Закончив обычное утреннее омовение, Чань поднялся на девятый уровень стеллажей, а оттуда — на третий этаж читального зала с высокими сводчатыми потолками. Из зала он перешел в Архивный отдел, где хранились правительственные документы. Как и во всех других помещениях, пол был устлан мраморными плитками с розоватыми прожилками, а над дверью висел большой картуш с гербом знатного рода, выделившего деньги на строительство зала (в данном случае вымершего и никем не оплакиваемого семейства Гримпов). Из-за постоянного пополнения фондов Архивный отдел был заставлен стеллажами высотой в пятнадцать футов, которые резко контрастировали с роскошными интерьерами. Стеллажи располагались вдоль стен и стояли рядами по всему помещению. Чтобы найти какой-нибудь документ, требовалась лестница и помощь библиотекаря.
Для Чаня это собрание было готовым источником информации о земельных владениях, изменениях законодательства, браках, поместьях, наследствах, переписях — чего угодно (то есть всего), что безостановочно выходило из-под мельничных жерновов правительства и подлежало сохранению для потомства. Чань начал с самого начала. Герцог жив — значит, жива его марионетка и любовница миссис Марчмур. Шарлотта Траппинг пропала из дома, и чиновники дворца разыскивали ее. Судя по всему, она была далеко не глупа (если не считать того, что вышла замуж) — всего лишь женщина, которую небрежно отстранили от обретенного семьей могущества…

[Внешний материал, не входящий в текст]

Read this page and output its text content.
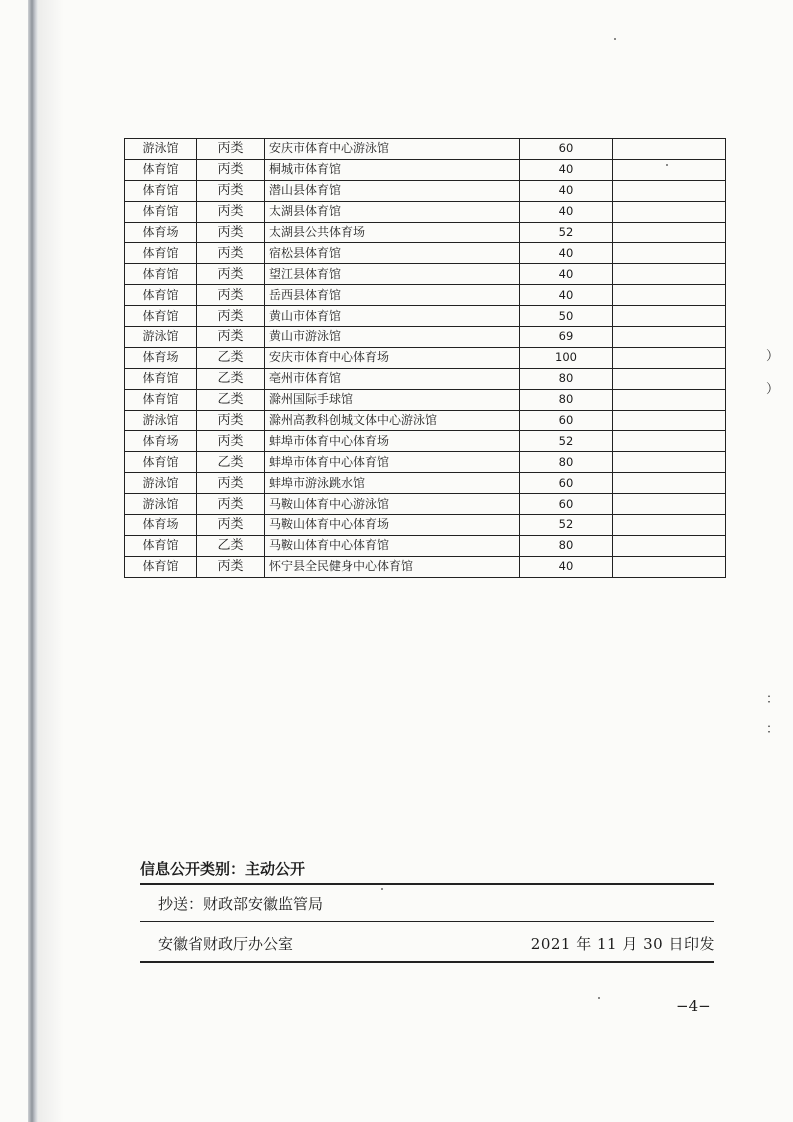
游泳馆	丙类	安庆市体育中心游泳馆	60	
体育馆	丙类	桐城市体育馆	40	
体育馆	丙类	潜山县体育馆	40	
体育馆	丙类	太湖县体育馆	40	
体育场	丙类	太湖县公共体育场	52	
体育馆	丙类	宿松县体育馆	40	
体育馆	丙类	望江县体育馆	40	
体育馆	丙类	岳西县体育馆	40	
体育馆	丙类	黄山市体育馆	50	
游泳馆	丙类	黄山市游泳馆	69	
体育场	乙类	安庆市体育中心体育场	100	
体育馆	乙类	亳州市体育馆	80	
体育馆	乙类	滁州国际手球馆	80	
游泳馆	丙类	滁州高教科创城文体中心游泳馆	60	
体育场	丙类	蚌埠市体育中心体育场	52	
体育馆	乙类	蚌埠市体育中心体育馆	80	
游泳馆	丙类	蚌埠市游泳跳水馆	60	
游泳馆	丙类	马鞍山体育中心游泳馆	60	
体育场	丙类	马鞍山体育中心体育场	52	
体育馆	乙类	马鞍山体育中心体育馆	80	
体育馆	丙类	怀宁县全民健身中心体育馆	40	
信息公开类别：主动公开
抄送：财政部安徽监管局
安徽省财政厅办公室	2021 年 11 月 30 日印发
−4−
）
）
：
：
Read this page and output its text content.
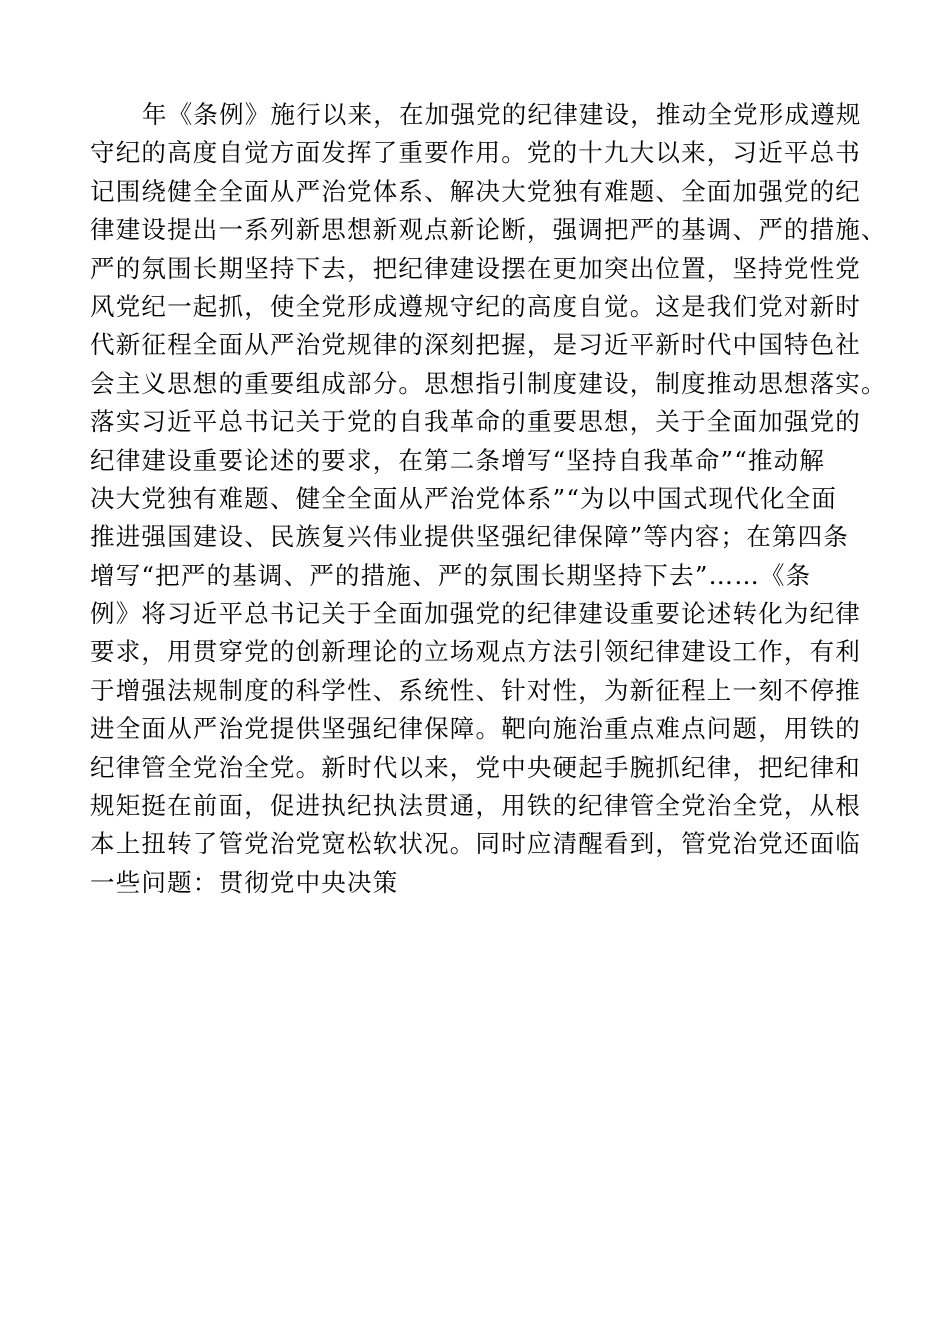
年《条例》施行以来，在加强党的纪律建设，推动全党形成遵规
守纪的高度自觉方面发挥了重要作用。党的十九大以来，习近平总书
记围绕健全全面从严治党体系、解决大党独有难题、全面加强党的纪
律建设提出一系列新思想新观点新论断，强调把严的基调、严的措施、
严的氛围长期坚持下去，把纪律建设摆在更加突出位置，坚持党性党
风党纪一起抓，使全党形成遵规守纪的高度自觉。这是我们党对新时
代新征程全面从严治党规律的深刻把握，是习近平新时代中国特色社
会主义思想的重要组成部分。思想指引制度建设，制度推动思想落实。
落实习近平总书记关于党的自我革命的重要思想，关于全面加强党的
纪律建设重要论述的要求，在第二条增写“坚持自我革命”“推动解
决大党独有难题、健全全面从严治党体系”“为以中国式现代化全面
推进强国建设、民族复兴伟业提供坚强纪律保障”等内容；在第四条
增写“把严的基调、严的措施、严的氛围长期坚持下去”……《条
例》将习近平总书记关于全面加强党的纪律建设重要论述转化为纪律
要求，用贯穿党的创新理论的立场观点方法引领纪律建设工作，有利
于增强法规制度的科学性、系统性、针对性，为新征程上一刻不停推
进全面从严治党提供坚强纪律保障。靶向施治重点难点问题，用铁的
纪律管全党治全党。新时代以来，党中央硬起手腕抓纪律，把纪律和
规矩挺在前面，促进执纪执法贯通，用铁的纪律管全党治全党，从根
本上扭转了管党治党宽松软状况。同时应清醒看到，管党治党还面临
一些问题：贯彻党中央决策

Чань подкатил к нужному месту деревянную лестницу и добрался до самой высокой полки. Там в деревянном лотке лежали последние документы, которых еще было мало, чтобы переплетать. Чань взял их, легко, по-кошачьи, спустился по лестнице с полными руками и бесцеремонно свалил всю эту кипу на широкий стол.

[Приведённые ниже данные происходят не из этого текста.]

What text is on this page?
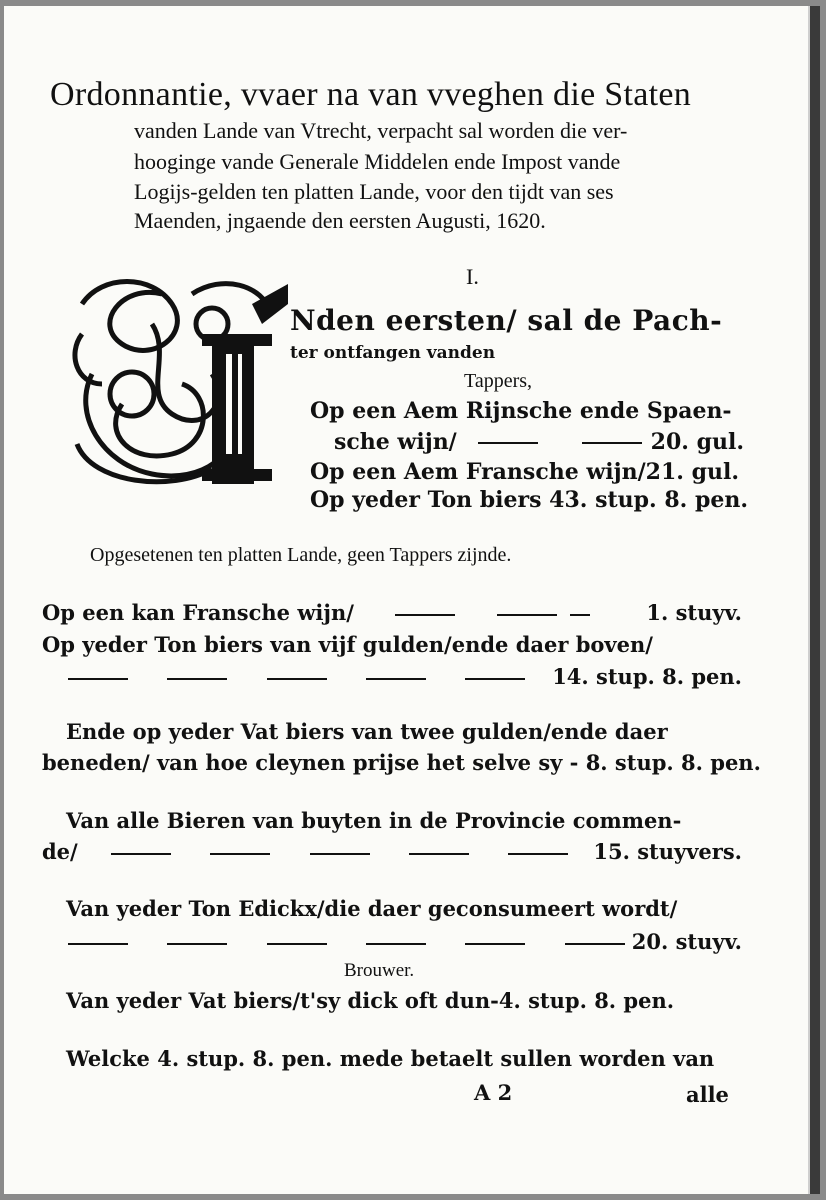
Ordonnantie, vvaer na van vveghen die Staten
vanden Lande van Vtrecht, verpacht sal worden die ver-
hooginge vande Generale Middelen ende Impost vande
Logijs-gelden ten platten Lande, voor den tijdt van ses
Maenden, jngaende den eersten Augusti, 1620.
I.
Nden eersten/ sal de Pach-
ter ontfangen vanden
Tappers,
Op een Aem Rijnsche ende Spaen-
sche wijn/	20. gul.
Op een Aem Fransche wijn/21. gul.
Op yeder Ton biers 43. stup. 8. pen.
Opgesetenen ten platten Lande, geen Tappers zijnde.
Op een kan Fransche wijn/	1. stuyv.
Op yeder Ton biers van vijf gulden/ende daer boven/

14. stup. 8. pen.
Ende op yeder Vat biers van twee gulden/ende daer
beneden/ van hoe cleynen prijse het selve sy - 8. stup. 8. pen.
Van alle Bieren van buyten in de Provincie commen-
de/	15. stuyvers.
Van yeder Ton Edickx/die daer geconsumeert wordt/

20. stuyv.
Brouwer.
Van yeder Vat biers/t'sy dick oft dun-4. stup. 8. pen.
Welcke 4. stup. 8. pen. mede betaelt sullen worden van
A 2	alle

Занимаясь в свое время обстоятельствами перевода Четвертого драгунского полка во дворец, Чань выяснил из министерских документов, откуда поступил приказ. Так он обнаружил сделку, заключенную между Генри Ксонком и заместителем министра Граббе. Чань не склонен был верить в чистоту людских намерений, но даже его удивила откровенность, с какой деляги вроде Ксонка навязывали свои интересы правительству. Поместив своего зятя, полковника Траппинга, во дворец, Ксонк мог первым получать известия обо всех военных действиях, дипломатических договорах, изменениях таможенных тарифов — словом, о бесчисленных и разнообразных событиях — и использовать эти известия к своей выгоде. Граббе же за это получал в свое распоряжение (без всяких законных прецедентов) нечто вроде частной армии, а это придавало видимость законности всем решениям заговорщиков, ведь их теперь исполняли солдаты королевы. Поступок этот был дерзким и самонадеянным. Но сегодня Чаня интересовали подробности, которые из-за бюрократических процедур могли не получить отражения в документах. Что Генри Ксонк пообещал за эту сделку? И соответственно, что могла обнаружить Шарлотта Траппинг в тот последний харшмортский вечер?